Determine the spherical harmonic coefficients of a real function expressed in complex harmonics rotated by three Euler angles.
Usage
rcoef = SHRotateCoef (x, coef, dj, [lmax])
Returns
- rcoef : flaot, dimension (2, (lmax+1)*(lmax+2)/2)
- The spherical harmonic coefficients of the rotated function in indexed form.
Parameters
- x : float, dimension(3)
- The three Euler angles, alpha, beta, and gamma, in radians.
- coef : float, dimension (2, (lmaxin+1)*(lmaxin+2)/2)
- The input complex spherical harmonic coefficients of the real function. This is an indexed array where the real and complex components are given by coef[0,:] and coef[1,:], respectively. The functions SHCilmToCindex and SHCindexToCilm are used to convert to and from indexed and cilm[:,:,:] form. The coefficients must correspond to unit-normalized spherical harmonics that possess the Condon-Shortley phase convention.
- dj : float, dimension (lmaxin2+1, lmaxin2+1, lmaxin2+1)
- The rotation matrix dj(pi/2) obtained from a call to djpi2.
- lmax : optional, integer, default = lmaxin
- The maximum spherical harmonic degree of the input and output coefficients.
Description
SHRotateCoef will take the complex spherical harmonic coefficients of a real function, rotate it according to the three Euler anlges in x, and output the spherical harmonic coefficients of the rotated function. The input and output coefficients are in an indexed form that can be converted to and from cilm[:,:,:] form by using the functions SHCilmToCindex and SHCindexToCilm. The coefficients must correspond to unit-normalized spherical harmonics that possess the Condon-Shortley phase convention. Real spherical harmonics can be converted to and from complex form using SHrtoc and SHctor. The input rotation matrix dj is computed by a call to djpi2.
The rotation of a coordinate system or body can be viewed in two complementary ways involving three successive rotations. Both methods have the same initial and final configurations, and the angles listed in both schemes are the same. This routine uses the ‘y convention’, where the second rotation axis corresponds to the y axis.
Scheme A:
(I) Rotation about the z axis by alpha. (II) Rotation about the new y axis by beta. (III) Rotation about the new z axis by gamma.
Scheme B:
(I) Rotation about the z axis by gamma. (II) Rotation about the initial y axis by beta. (III) Rotation about the initial z axis by alpha.

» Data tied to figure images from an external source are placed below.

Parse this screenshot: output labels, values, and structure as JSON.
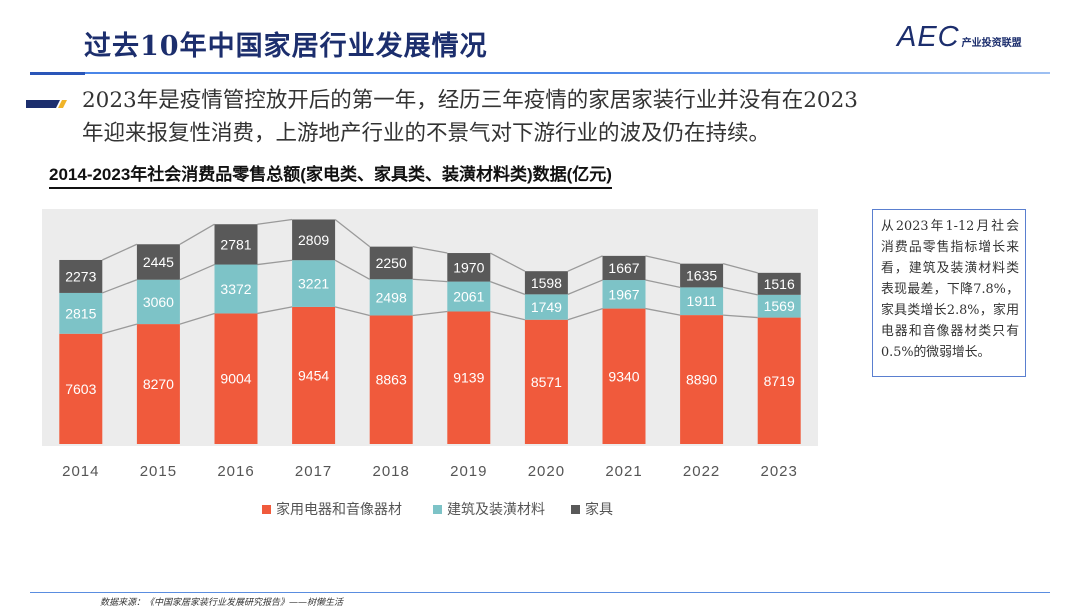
{
  "header": {
    "title": "过去10年中国家居行业发展情况",
    "logo_mark": "AEC",
    "logo_text": "产业投资联盟"
  },
  "intro": {
    "line1": "2023年是疫情管控放开后的第一年，经历三年疫情的家居家装行业并没有在2023",
    "line2": "年迎来报复性消费，上游地产行业的不景气对下游行业的波及仍在持续。"
  },
  "note": "从2023年1-12月社会消费品零售指标增长来看，建筑及装潢材料类表现最差，下降7.8%，家具类增长2.8%，家用电器和音像器材类只有0.5%的微弱增长。",
  "footer": "数据来源：《中国家居家装行业发展研究报告》——树懒生活",
  "colors": {
    "appliance": "#f05a3c",
    "building": "#7dc3c7",
    "furniture": "#595959",
    "title": "#1c2e6d",
    "accent": "#4a86e8"
  },
  "chart_data": {
    "type": "bar",
    "stacked": true,
    "title": "2014-2023年社会消费品零售总额(家电类、家具类、装潢材料类)数据(亿元)",
    "categories": [
      "2014",
      "2015",
      "2016",
      "2017",
      "2018",
      "2019",
      "2020",
      "2021",
      "2022",
      "2023"
    ],
    "series": [
      {
        "name": "家用电器和音像器材",
        "values": [
          7603,
          8270,
          9004,
          9454,
          8863,
          9139,
          8571,
          9340,
          8890,
          8719
        ]
      },
      {
        "name": "建筑及装潢材料",
        "values": [
          2815,
          3060,
          3372,
          3221,
          2498,
          2061,
          1749,
          1967,
          1911,
          1569
        ]
      },
      {
        "name": "家具",
        "values": [
          2273,
          2445,
          2781,
          2809,
          2250,
          1970,
          1598,
          1667,
          1635,
          1516
        ]
      }
    ],
    "legend_position": "bottom",
    "grid": false,
    "connector_lines": true
  }
}
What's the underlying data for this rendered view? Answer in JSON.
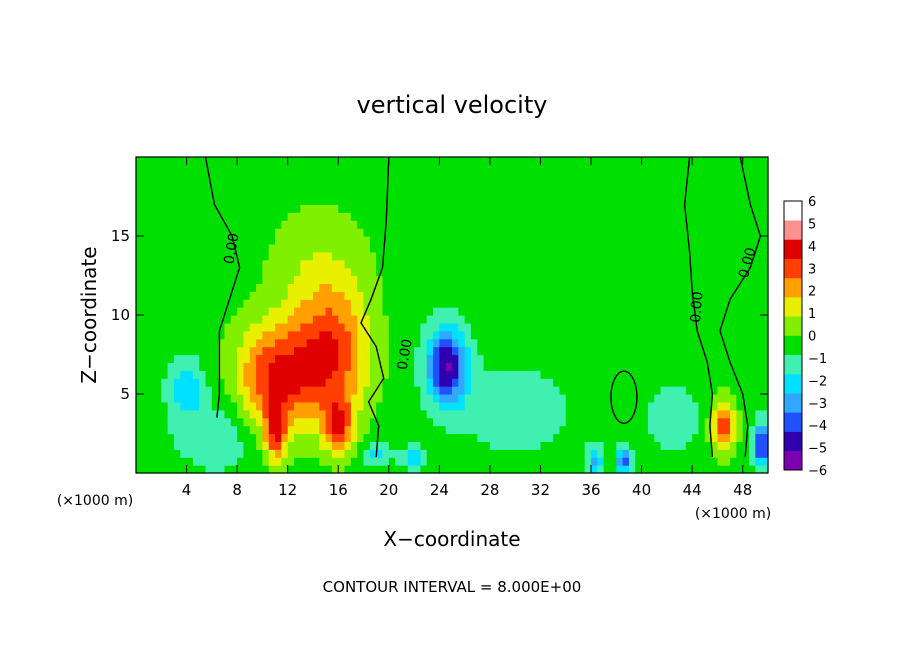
{
  "chart_data": {
    "type": "heatmap",
    "title": "vertical velocity",
    "xlabel": "X−coordinate",
    "ylabel": "Z−coordinate",
    "x_unit_label": "(×1000 m)",
    "footer": "CONTOUR INTERVAL = 8.000E+00",
    "xlim": [
      0,
      50
    ],
    "ylim": [
      0,
      20
    ],
    "x_ticks": [
      4,
      8,
      12,
      16,
      20,
      24,
      28,
      32,
      36,
      40,
      44,
      48
    ],
    "y_ticks": [
      5,
      10,
      15
    ],
    "colorbar": {
      "range": [
        -6,
        6
      ],
      "tick_labels": [
        "6",
        "5",
        "4",
        "3",
        "2",
        "1",
        "0",
        "−1",
        "−2",
        "−3",
        "−4",
        "−5",
        "−6"
      ],
      "colors": [
        "#7a00b0",
        "#3000b0",
        "#2050ff",
        "#30a8ff",
        "#00e0ff",
        "#40f0b0",
        "#00e000",
        "#80f000",
        "#e8f000",
        "#ffa000",
        "#ff4000",
        "#e00000",
        "#ff9090",
        "#ffffff"
      ]
    },
    "background_value": 0,
    "cells": [
      {
        "x": 11.0,
        "z": 6.0,
        "sx": 3.2,
        "sz": 3.5,
        "v": 4.2
      },
      {
        "x": 11.0,
        "z": 2.5,
        "sx": 0.9,
        "sz": 1.8,
        "v": 3.5
      },
      {
        "x": 15.5,
        "z": 7.5,
        "sx": 3.0,
        "sz": 4.0,
        "v": 3.8
      },
      {
        "x": 16.0,
        "z": 3.0,
        "sx": 1.2,
        "sz": 1.8,
        "v": 3.5
      },
      {
        "x": 14.5,
        "z": 13.0,
        "sx": 4.0,
        "sz": 4.0,
        "v": 1.2
      },
      {
        "x": 24.6,
        "z": 6.8,
        "sx": 1.6,
        "sz": 2.4,
        "v": -5.2
      },
      {
        "x": 46.5,
        "z": 3.0,
        "sx": 1.0,
        "sz": 1.6,
        "v": 3.8
      },
      {
        "x": 49.5,
        "z": 1.8,
        "sx": 0.6,
        "sz": 1.4,
        "v": -4.5
      },
      {
        "x": 38.6,
        "z": 0.8,
        "sx": 0.5,
        "sz": 0.8,
        "v": -4.0
      },
      {
        "x": 36.3,
        "z": 0.9,
        "sx": 0.6,
        "sz": 0.9,
        "v": -2.5
      },
      {
        "x": 4.0,
        "z": 5.5,
        "sx": 1.4,
        "sz": 1.8,
        "v": -2.0
      },
      {
        "x": 7.0,
        "z": 2.5,
        "sx": 4.0,
        "sz": 2.5,
        "v": -1.2
      },
      {
        "x": 30.0,
        "z": 4.0,
        "sx": 4.0,
        "sz": 2.5,
        "v": -1.3
      },
      {
        "x": 42.5,
        "z": 3.5,
        "sx": 2.0,
        "sz": 1.8,
        "v": -1.4
      },
      {
        "x": 19.0,
        "z": 1.2,
        "sx": 1.0,
        "sz": 0.8,
        "v": -2.0
      },
      {
        "x": 22.0,
        "z": 1.0,
        "sx": 1.0,
        "sz": 0.7,
        "v": -2.2
      }
    ],
    "contour_label": "0.00"
  }
}
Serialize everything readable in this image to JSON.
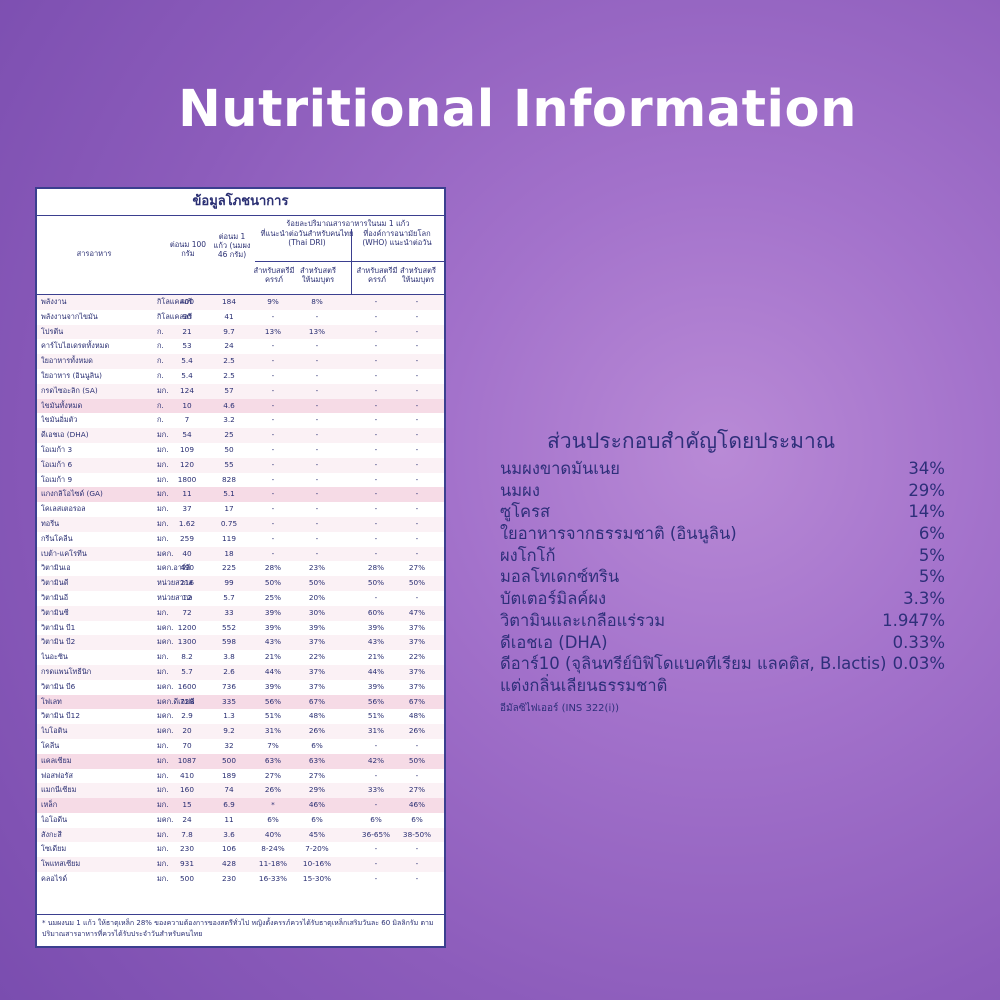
{
  "title": "Nutritional Information",
  "panel": {
    "title": "ข้อมูลโภชนาการ",
    "headers": {
      "nutrient": "สารอาหาร",
      "per100": "ต่อนม 100 กรัม",
      "perServing": "ต่อนม 1 แก้ว (นมผง 46 กรัม)",
      "pctGroup": "ร้อยละปริมาณสารอาหารในนม 1 แก้ว",
      "thaiGroup": "ที่แนะนำต่อวันสำหรับคนไทย (Thai DRI)",
      "whoGroup": "ที่องค์การอนามัยโลก (WHO) แนะนำต่อวัน",
      "pregnant": "สำหรับสตรีมีครรภ์",
      "lactating": "สำหรับสตรีให้นมบุตร"
    },
    "rows": [
      {
        "n": "พลังงาน",
        "u": "กิโลแคลอรี",
        "a": "400",
        "b": "184",
        "c": "9%",
        "d": "8%",
        "e": "-",
        "f": "-",
        "s": "alt"
      },
      {
        "n": "  พลังงานจากไขมัน",
        "u": "กิโลแคลอรี",
        "a": "90",
        "b": "41",
        "c": "-",
        "d": "-",
        "e": "-",
        "f": "-",
        "s": ""
      },
      {
        "n": "โปรตีน",
        "u": "ก.",
        "a": "21",
        "b": "9.7",
        "c": "13%",
        "d": "13%",
        "e": "-",
        "f": "-",
        "s": "alt"
      },
      {
        "n": "คาร์โบไฮเดรตทั้งหมด",
        "u": "ก.",
        "a": "53",
        "b": "24",
        "c": "-",
        "d": "-",
        "e": "-",
        "f": "-",
        "s": ""
      },
      {
        "n": "ใยอาหารทั้งหมด",
        "u": "ก.",
        "a": "5.4",
        "b": "2.5",
        "c": "-",
        "d": "-",
        "e": "-",
        "f": "-",
        "s": "alt"
      },
      {
        "n": "ใยอาหาร (อินนูลิน)",
        "u": "ก.",
        "a": "5.4",
        "b": "2.5",
        "c": "-",
        "d": "-",
        "e": "-",
        "f": "-",
        "s": ""
      },
      {
        "n": "กรดไซอะลิก (SA)",
        "u": "มก.",
        "a": "124",
        "b": "57",
        "c": "-",
        "d": "-",
        "e": "-",
        "f": "-",
        "s": "alt"
      },
      {
        "n": "ไขมันทั้งหมด",
        "u": "ก.",
        "a": "10",
        "b": "4.6",
        "c": "-",
        "d": "-",
        "e": "-",
        "f": "-",
        "s": "pink"
      },
      {
        "n": "  ไขมันอิ่มตัว",
        "u": "ก.",
        "a": "7",
        "b": "3.2",
        "c": "-",
        "d": "-",
        "e": "-",
        "f": "-",
        "s": ""
      },
      {
        "n": "  ดีเอชเอ (DHA)",
        "u": "มก.",
        "a": "54",
        "b": "25",
        "c": "-",
        "d": "-",
        "e": "-",
        "f": "-",
        "s": "alt"
      },
      {
        "n": "  โอเมก้า 3",
        "u": "มก.",
        "a": "109",
        "b": "50",
        "c": "-",
        "d": "-",
        "e": "-",
        "f": "-",
        "s": ""
      },
      {
        "n": "  โอเมก้า 6",
        "u": "มก.",
        "a": "120",
        "b": "55",
        "c": "-",
        "d": "-",
        "e": "-",
        "f": "-",
        "s": "alt"
      },
      {
        "n": "  โอเมก้า 9",
        "u": "มก.",
        "a": "1800",
        "b": "828",
        "c": "-",
        "d": "-",
        "e": "-",
        "f": "-",
        "s": ""
      },
      {
        "n": "  แกงกลิโอไซด์ (GA)",
        "u": "มก.",
        "a": "11",
        "b": "5.1",
        "c": "-",
        "d": "-",
        "e": "-",
        "f": "-",
        "s": "pink"
      },
      {
        "n": "โคเลสเตอรอล",
        "u": "มก.",
        "a": "37",
        "b": "17",
        "c": "-",
        "d": "-",
        "e": "-",
        "f": "-",
        "s": ""
      },
      {
        "n": "ทอรีน",
        "u": "มก.",
        "a": "1.62",
        "b": "0.75",
        "c": "-",
        "d": "-",
        "e": "-",
        "f": "-",
        "s": "alt"
      },
      {
        "n": "กรีนโคลีน",
        "u": "มก.",
        "a": "259",
        "b": "119",
        "c": "-",
        "d": "-",
        "e": "-",
        "f": "-",
        "s": ""
      },
      {
        "n": "เบต้า-แคโรทีน",
        "u": "มคก.",
        "a": "40",
        "b": "18",
        "c": "-",
        "d": "-",
        "e": "-",
        "f": "-",
        "s": "alt"
      },
      {
        "n": "วิตามินเอ",
        "u": "มคก.อาร์อี",
        "a": "490",
        "b": "225",
        "c": "28%",
        "d": "23%",
        "e": "28%",
        "f": "27%",
        "s": ""
      },
      {
        "n": "วิตามินดี",
        "u": "หน่วยสากล",
        "a": "216",
        "b": "99",
        "c": "50%",
        "d": "50%",
        "e": "50%",
        "f": "50%",
        "s": "alt"
      },
      {
        "n": "วิตามินอี",
        "u": "หน่วยสากล",
        "a": "12",
        "b": "5.7",
        "c": "25%",
        "d": "20%",
        "e": "-",
        "f": "-",
        "s": ""
      },
      {
        "n": "วิตามินซี",
        "u": "มก.",
        "a": "72",
        "b": "33",
        "c": "39%",
        "d": "30%",
        "e": "60%",
        "f": "47%",
        "s": "alt"
      },
      {
        "n": "วิตามิน บี1",
        "u": "มคก.",
        "a": "1200",
        "b": "552",
        "c": "39%",
        "d": "39%",
        "e": "39%",
        "f": "37%",
        "s": ""
      },
      {
        "n": "วิตามิน บี2",
        "u": "มคก.",
        "a": "1300",
        "b": "598",
        "c": "43%",
        "d": "37%",
        "e": "43%",
        "f": "37%",
        "s": "alt"
      },
      {
        "n": "ไนอะซิน",
        "u": "มก.",
        "a": "8.2",
        "b": "3.8",
        "c": "21%",
        "d": "22%",
        "e": "21%",
        "f": "22%",
        "s": ""
      },
      {
        "n": "กรดแพนโทธีนิก",
        "u": "มก.",
        "a": "5.7",
        "b": "2.6",
        "c": "44%",
        "d": "37%",
        "e": "44%",
        "f": "37%",
        "s": "alt"
      },
      {
        "n": "วิตามิน บี6",
        "u": "มคก.",
        "a": "1600",
        "b": "736",
        "c": "39%",
        "d": "37%",
        "e": "39%",
        "f": "37%",
        "s": ""
      },
      {
        "n": "โฟเลท",
        "u": "มคก.ดีเอฟอี",
        "a": "728",
        "b": "335",
        "c": "56%",
        "d": "67%",
        "e": "56%",
        "f": "67%",
        "s": "pink"
      },
      {
        "n": "วิตามิน บี12",
        "u": "มคก.",
        "a": "2.9",
        "b": "1.3",
        "c": "51%",
        "d": "48%",
        "e": "51%",
        "f": "48%",
        "s": ""
      },
      {
        "n": "ไบโอติน",
        "u": "มคก.",
        "a": "20",
        "b": "9.2",
        "c": "31%",
        "d": "26%",
        "e": "31%",
        "f": "26%",
        "s": "alt"
      },
      {
        "n": "โคลีน",
        "u": "มก.",
        "a": "70",
        "b": "32",
        "c": "7%",
        "d": "6%",
        "e": "-",
        "f": "-",
        "s": ""
      },
      {
        "n": "แคลเซียม",
        "u": "มก.",
        "a": "1087",
        "b": "500",
        "c": "63%",
        "d": "63%",
        "e": "42%",
        "f": "50%",
        "s": "pink"
      },
      {
        "n": "ฟอสฟอรัส",
        "u": "มก.",
        "a": "410",
        "b": "189",
        "c": "27%",
        "d": "27%",
        "e": "-",
        "f": "-",
        "s": ""
      },
      {
        "n": "แมกนีเซียม",
        "u": "มก.",
        "a": "160",
        "b": "74",
        "c": "26%",
        "d": "29%",
        "e": "33%",
        "f": "27%",
        "s": "alt"
      },
      {
        "n": "เหล็ก",
        "u": "มก.",
        "a": "15",
        "b": "6.9",
        "c": "*",
        "d": "46%",
        "e": "-",
        "f": "46%",
        "s": "pink"
      },
      {
        "n": "ไอโอดีน",
        "u": "มคก.",
        "a": "24",
        "b": "11",
        "c": "6%",
        "d": "6%",
        "e": "6%",
        "f": "6%",
        "s": ""
      },
      {
        "n": "สังกะสี",
        "u": "มก.",
        "a": "7.8",
        "b": "3.6",
        "c": "40%",
        "d": "45%",
        "e": "36-65%",
        "f": "38-50%",
        "s": "alt"
      },
      {
        "n": "โซเดียม",
        "u": "มก.",
        "a": "230",
        "b": "106",
        "c": "8-24%",
        "d": "7-20%",
        "e": "-",
        "f": "-",
        "s": ""
      },
      {
        "n": "โพแทสเซียม",
        "u": "มก.",
        "a": "931",
        "b": "428",
        "c": "11-18%",
        "d": "10-16%",
        "e": "-",
        "f": "-",
        "s": "alt"
      },
      {
        "n": "คลอไรด์",
        "u": "มก.",
        "a": "500",
        "b": "230",
        "c": "16-33%",
        "d": "15-30%",
        "e": "-",
        "f": "-",
        "s": ""
      }
    ],
    "footnote": "* นมผงนม 1 แก้ว ให้ธาตุเหล็ก 28% ของความต้องการของสตรีทั่วไป หญิงตั้งครรภ์ควรได้รับธาตุเหล็กเสริมวันละ 60 มิลลิกรัม ตามปริมาณสารอาหารที่ควรได้รับประจำวันสำหรับคนไทย"
  },
  "ingredients": {
    "heading": "ส่วนประกอบสำคัญโดยประมาณ",
    "items": [
      {
        "name": "นมผงขาดมันเนย",
        "pct": "34%"
      },
      {
        "name": "นมผง",
        "pct": "29%"
      },
      {
        "name": "ซูโครส",
        "pct": "14%"
      },
      {
        "name": "ใยอาหารจากธรรมชาติ (อินนูลิน)",
        "pct": "6%"
      },
      {
        "name": "ผงโกโก้",
        "pct": "5%"
      },
      {
        "name": "มอลโทเดกซ์ทริน",
        "pct": "5%"
      },
      {
        "name": "บัตเตอร์มิลค์ผง",
        "pct": "3.3%"
      },
      {
        "name": "วิตามินและเกลือแร่รวม",
        "pct": "1.947%"
      },
      {
        "name": "ดีเอชเอ (DHA)",
        "pct": "0.33%"
      },
      {
        "name": "ดีอาร์10 (จุลินทรีย์บิฟิโดแบคทีเรียม แลคติส, B.lactis)",
        "pct": "0.03%"
      },
      {
        "name": "แต่งกลิ่นเลียนธรรมชาติ",
        "pct": ""
      }
    ],
    "note": "อีมัลซิไฟเออร์ (INS 322(i))"
  }
}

The rotations can further be viewed either as a rotation of the coordinate system or the physical body. For a rotation of the coordinate system without rotation of the physical body, use
x(alpha, beta, gamma)
.
For a rotation of the physical body without rotation of the coordinate system, use
x(-gamma, -beta, -alpha)
.
The inverse transform of x(alpha, beta, gamma) is x(-gamma, -beta, -alpha).
Note that this routine uses the “y convention”, where the second rotation is with respect to the new y axis. If alpha, beta, and gamma were originally defined in terms of the “x convention”, where the second rotation was with respect to the new x axis, the Euler angles according to the y convention would be alpha_y=alpha_x-pi/2, beta_x=beta_y, and gamma_y=gamma_x+pi/2.